Gauthier s’est entouré de beaucoup de conseils. « On m’a expliqué que ce type d’opportunité faisait partie d’une vie et qu’il fallait les saisir. Qu’à mon âge, je n’avais rien à perdre. Je suis très motivé pour réussir. On m’a encouragé. » Gauthier sait aussi qu’il arrive dans un groupe d’expérience au mental que la France entière connaît. « Je ne veux pas mentir, je ne connais pas encore les garçons. Mais j’ai vu des matchs. Du plus, je devais venir passer quelques jours ici, mais en raison du confinement se fût annulé. Mais c’est un honneur de rejoindre un groupe avec des joueurs qui ont une grande carrière. De plus, je vais arriver dans un effectif très fort mentalement et très solidaire. On m’a parlé du début de saison en Nationale 1, les défaites, conclu par un maintien, rien ne se fait par hasard. Je vais apprendre énormément à leurs côtés. J’ai hâte. Quand tu es jeune, c’est comme ça que tu progresses. »
Ce grand fan de RAP américain et français et de jeux vidéos en ligne, possède une tête bien faîte et utilise à bon escient tous les conseils qu’il reçoit. « Le handball j’y jouerais tant que mon physique me le permettra. Si un jour j’ai la chance de grimper encore de niveau et devenir professionnel j’irai mais jamais sans négliger mes études. Je sais que certains garçons, qui n’ont connu que le handball dans leur vie, se retrouvent à 35 ans à devoir retourner sur les bancs de l’école et que c’est une vraie galère. On m’a prévenu de ne jamais abandonner mes études et d’aller au bout. »

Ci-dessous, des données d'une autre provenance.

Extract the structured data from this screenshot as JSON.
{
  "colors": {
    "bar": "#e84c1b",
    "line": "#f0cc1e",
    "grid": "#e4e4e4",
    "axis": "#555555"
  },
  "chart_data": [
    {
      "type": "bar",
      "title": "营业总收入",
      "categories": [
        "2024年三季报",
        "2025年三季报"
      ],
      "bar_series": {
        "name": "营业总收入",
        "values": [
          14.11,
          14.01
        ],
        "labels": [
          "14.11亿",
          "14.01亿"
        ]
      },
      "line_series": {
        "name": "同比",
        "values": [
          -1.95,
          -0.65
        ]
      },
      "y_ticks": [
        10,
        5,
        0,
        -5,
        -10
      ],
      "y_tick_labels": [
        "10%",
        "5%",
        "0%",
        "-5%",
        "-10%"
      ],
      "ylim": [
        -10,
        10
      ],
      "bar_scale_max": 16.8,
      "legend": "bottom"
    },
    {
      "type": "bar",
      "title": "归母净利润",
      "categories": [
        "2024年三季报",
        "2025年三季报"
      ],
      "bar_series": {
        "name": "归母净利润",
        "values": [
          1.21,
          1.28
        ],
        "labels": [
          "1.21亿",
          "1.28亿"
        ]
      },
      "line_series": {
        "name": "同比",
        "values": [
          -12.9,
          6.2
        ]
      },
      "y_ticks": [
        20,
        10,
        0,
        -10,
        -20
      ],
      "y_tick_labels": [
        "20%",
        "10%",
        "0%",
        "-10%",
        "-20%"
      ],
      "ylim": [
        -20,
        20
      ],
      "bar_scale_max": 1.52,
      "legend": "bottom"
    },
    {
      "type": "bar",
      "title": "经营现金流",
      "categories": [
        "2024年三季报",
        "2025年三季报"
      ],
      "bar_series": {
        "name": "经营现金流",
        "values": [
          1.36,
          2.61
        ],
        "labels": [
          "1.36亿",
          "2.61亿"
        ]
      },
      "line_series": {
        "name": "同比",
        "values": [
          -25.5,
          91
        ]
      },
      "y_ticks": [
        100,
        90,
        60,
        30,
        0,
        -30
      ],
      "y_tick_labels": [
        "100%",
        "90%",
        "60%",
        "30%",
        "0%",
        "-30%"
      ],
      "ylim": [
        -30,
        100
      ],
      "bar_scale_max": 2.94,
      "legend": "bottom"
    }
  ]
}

Gauthier va rejoindre une école de commerce à Nice. Son but, intégrer une option banque pour valider un BAC + 3 puis un BAC + 5 pour devenir directeur d’agence. « Il y a un an j’ai entrepris des études qui au final n’étaient pas faîtes pour moi. J’ai arrêté mais je ne suis pas resté sans rien faire. J’ai enchaîné les petits boulot et droite et à gauche. Ça m’a fait grandir. Je me suis endurci. »
En attendant de nous rejoindre, Gauthier profite près d’un plan d’eau, à proximité de son domicile, d’un parcours de crossfit. « On y va tous les soirs avec mes deux meilleurs amis. Je rassure tout le monde, j’ai toujours mon attestation et on respecte les gestes barrières : une heure seulement. On est obligé d’y aller et de revenir en courant car si on marche et qu’on se fait contrôler, on ne pourra pas justifier l’activité physique. » Gauthier a donc cette chance de ne pas faire une pause totale physiquement. De bon augure pour son arrivée chez nous.